"On n'est pas sourds, on n'est pas autistes" : maladresse ou symptôme d'un discours politique traversé par l'angoisse ?
Fraîchement nommé ministre du Travail et des Solidarités, le tout juste ex-président de la SNCF Jean-Pierre Farandou a déraillé lors de sa prestation inaugurale ès qualité lors du journal télévisé de 20h de France 2 du 20 octobre 2025.
Interrogé sur la suspension de la réforme des retraites, il déclara benoîtement : « On n'est pas sourds, on n’est pas autistes, on voit bien qu’elle passe mal, cette réforme ». Cette phrase qui souleva une indignation, en partie d'opportunité dans l'opposition, et pertinente dans les associations de défense et de respect des personnes en situation de handicap psychique (*), ouvre sur une lecture tant sur le plan sémantique que sur celui de l’inconscient politique qu’elle révèle.
D’un point de vue psychanalytique, ce mésusage récurrent du vocabulaire psychiatrique, fréquent dans le milieu politique et journalistique (par exemple l'emploi du mot "schizophrénie" pour souligner un paradoxe, un écartèlement), est rarement neutre. Employer le mot « autisme" pour signifier de l'aveuglement ou de la surdité, de l'enfermement ou de l'alexithymie, revient à affecter à un état neurodéveloppemental particulier une coloration péjorative, stigmatisante et erronée. L'autisme est un trouble du développement caractérisé par des anomalies dans le cadre des relations sociales et affectives, de la communication et du comportement. Il n’est pas un refus de voir ou d’entendre, mais une façon autre d’être au monde, de percevoir et de s'inscrire dans les interactions sociales.
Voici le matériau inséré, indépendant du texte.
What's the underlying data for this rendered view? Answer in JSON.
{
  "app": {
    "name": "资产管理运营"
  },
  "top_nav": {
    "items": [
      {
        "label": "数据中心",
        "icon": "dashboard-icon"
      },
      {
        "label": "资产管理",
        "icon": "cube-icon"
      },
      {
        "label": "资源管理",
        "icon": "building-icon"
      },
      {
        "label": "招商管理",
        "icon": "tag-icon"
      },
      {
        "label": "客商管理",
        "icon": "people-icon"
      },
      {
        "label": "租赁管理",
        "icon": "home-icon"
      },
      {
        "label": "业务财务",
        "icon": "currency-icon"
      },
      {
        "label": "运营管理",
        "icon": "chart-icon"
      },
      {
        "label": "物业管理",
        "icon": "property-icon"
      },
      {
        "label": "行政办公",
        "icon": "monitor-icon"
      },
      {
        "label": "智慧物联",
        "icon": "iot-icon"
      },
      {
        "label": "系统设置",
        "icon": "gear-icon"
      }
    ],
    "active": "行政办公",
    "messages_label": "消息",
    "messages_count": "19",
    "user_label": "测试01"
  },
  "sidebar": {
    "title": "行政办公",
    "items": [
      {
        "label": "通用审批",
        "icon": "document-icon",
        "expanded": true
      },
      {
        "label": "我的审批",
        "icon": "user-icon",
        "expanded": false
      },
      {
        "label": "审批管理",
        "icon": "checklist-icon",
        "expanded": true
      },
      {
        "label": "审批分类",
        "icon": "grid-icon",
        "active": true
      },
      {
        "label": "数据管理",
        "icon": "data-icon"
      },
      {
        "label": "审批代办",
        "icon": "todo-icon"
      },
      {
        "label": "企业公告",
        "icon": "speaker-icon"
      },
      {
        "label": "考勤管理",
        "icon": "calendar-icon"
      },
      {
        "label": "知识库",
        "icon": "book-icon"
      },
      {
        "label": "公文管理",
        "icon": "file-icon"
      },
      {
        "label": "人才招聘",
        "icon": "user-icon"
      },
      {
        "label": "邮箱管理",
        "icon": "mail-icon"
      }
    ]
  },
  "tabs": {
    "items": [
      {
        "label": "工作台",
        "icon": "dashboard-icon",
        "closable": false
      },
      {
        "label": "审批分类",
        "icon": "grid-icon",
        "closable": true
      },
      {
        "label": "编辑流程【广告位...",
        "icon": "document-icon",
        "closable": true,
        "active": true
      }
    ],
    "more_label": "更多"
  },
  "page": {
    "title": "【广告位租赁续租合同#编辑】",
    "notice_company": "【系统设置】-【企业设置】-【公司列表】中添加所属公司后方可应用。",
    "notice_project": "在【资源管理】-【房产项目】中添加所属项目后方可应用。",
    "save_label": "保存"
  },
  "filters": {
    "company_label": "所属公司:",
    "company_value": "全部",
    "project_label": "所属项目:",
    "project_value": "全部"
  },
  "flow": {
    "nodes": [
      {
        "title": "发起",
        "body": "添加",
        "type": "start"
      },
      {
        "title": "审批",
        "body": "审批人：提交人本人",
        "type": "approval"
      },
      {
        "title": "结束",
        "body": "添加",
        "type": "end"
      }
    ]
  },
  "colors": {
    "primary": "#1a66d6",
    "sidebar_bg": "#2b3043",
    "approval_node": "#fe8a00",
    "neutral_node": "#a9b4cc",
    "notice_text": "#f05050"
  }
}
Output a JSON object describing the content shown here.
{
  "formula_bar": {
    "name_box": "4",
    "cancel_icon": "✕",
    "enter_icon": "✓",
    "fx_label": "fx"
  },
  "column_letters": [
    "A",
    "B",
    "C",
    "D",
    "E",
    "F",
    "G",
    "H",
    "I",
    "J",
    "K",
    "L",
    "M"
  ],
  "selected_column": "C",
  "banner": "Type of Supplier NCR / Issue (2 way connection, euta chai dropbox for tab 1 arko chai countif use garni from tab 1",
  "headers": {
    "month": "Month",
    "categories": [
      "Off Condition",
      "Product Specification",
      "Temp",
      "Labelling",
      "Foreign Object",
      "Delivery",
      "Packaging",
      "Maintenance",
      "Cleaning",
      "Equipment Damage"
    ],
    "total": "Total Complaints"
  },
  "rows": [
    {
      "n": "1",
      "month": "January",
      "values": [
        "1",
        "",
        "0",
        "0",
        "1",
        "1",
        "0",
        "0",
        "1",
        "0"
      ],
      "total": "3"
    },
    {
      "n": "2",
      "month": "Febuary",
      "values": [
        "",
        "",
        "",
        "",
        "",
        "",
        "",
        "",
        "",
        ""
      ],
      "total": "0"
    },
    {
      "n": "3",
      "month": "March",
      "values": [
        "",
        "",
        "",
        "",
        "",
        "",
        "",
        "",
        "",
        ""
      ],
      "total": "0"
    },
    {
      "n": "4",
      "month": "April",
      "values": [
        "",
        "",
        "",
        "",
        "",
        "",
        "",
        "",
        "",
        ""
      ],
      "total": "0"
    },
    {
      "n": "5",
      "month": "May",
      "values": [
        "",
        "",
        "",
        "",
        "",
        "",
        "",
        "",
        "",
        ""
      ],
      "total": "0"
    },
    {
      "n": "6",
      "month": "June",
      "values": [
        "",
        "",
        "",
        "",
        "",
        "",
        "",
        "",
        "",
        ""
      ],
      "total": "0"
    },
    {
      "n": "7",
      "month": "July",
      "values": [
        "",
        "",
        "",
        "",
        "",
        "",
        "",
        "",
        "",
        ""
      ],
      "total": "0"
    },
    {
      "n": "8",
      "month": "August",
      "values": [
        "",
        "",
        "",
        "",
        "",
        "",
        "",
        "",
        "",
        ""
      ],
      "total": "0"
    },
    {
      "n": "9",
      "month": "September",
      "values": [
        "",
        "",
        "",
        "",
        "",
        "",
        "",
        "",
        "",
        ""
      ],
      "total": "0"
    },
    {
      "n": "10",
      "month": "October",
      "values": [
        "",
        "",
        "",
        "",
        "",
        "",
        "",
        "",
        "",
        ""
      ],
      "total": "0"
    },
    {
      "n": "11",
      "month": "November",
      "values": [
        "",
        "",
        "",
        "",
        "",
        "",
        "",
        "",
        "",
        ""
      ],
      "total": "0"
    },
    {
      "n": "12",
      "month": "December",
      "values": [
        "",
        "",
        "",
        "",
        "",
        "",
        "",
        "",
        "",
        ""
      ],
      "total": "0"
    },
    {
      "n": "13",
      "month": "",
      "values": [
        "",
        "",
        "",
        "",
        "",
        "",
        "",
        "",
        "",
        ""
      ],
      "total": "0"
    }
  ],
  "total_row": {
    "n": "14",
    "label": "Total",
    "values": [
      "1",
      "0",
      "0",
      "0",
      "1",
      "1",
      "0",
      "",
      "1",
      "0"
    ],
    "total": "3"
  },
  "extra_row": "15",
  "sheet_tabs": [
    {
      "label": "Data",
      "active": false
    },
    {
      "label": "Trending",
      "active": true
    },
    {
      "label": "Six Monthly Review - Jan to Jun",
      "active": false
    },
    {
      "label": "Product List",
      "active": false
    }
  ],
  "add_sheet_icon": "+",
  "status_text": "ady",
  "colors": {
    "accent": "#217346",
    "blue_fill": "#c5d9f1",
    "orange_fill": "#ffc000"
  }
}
Au-delà de la maladresse du propos, il y a symptôme. Car ce qui se dit là, c’est l’angoisse d’un supposé pouvoir politique confronté à la résistance du réel. Dire « on n’est pas autistes », c’est tenter de se rassurer : "on voit, on comprend, on écoute et on tient fermement le gouvernail." Cette déclaration traduit ou plutôt trahit l’inverse. Elle illustre une défense contre l’impossibilité d’entendre en vérité ce que le corps social exprime. Comme si le ministre, pris dans l’obligation de justifier une réforme impopulaire, de mentir pour l'équipe à laquelle il appartient (trois fois "on") et peut-être de se mentir, ne pouvait que forclore la parole de l’autre en la recouvrant d’un propos cliché. Elle révèle une défense contre l’angoisse de ne pas être entendu, de ne pas pouvoir convaincre. Et en fin de compte de ne pas maîtriser. C’est là que le psychanalyste perçoit un symptôme. Car lorsqu'il vacille, le langage du pouvoir se met à parler malgré lui. En cherchant à rassurer, il expose ses failles.
Il est d'autant plus troublant que cette phrase sorte de la bouche d’un homme rompu aux négociations, ancien dirigeant de la SNCF habitué aux conflits sociaux. Ironie mordante que de voir un ministre des Solidarités débuter sa mission par une parole qui divise.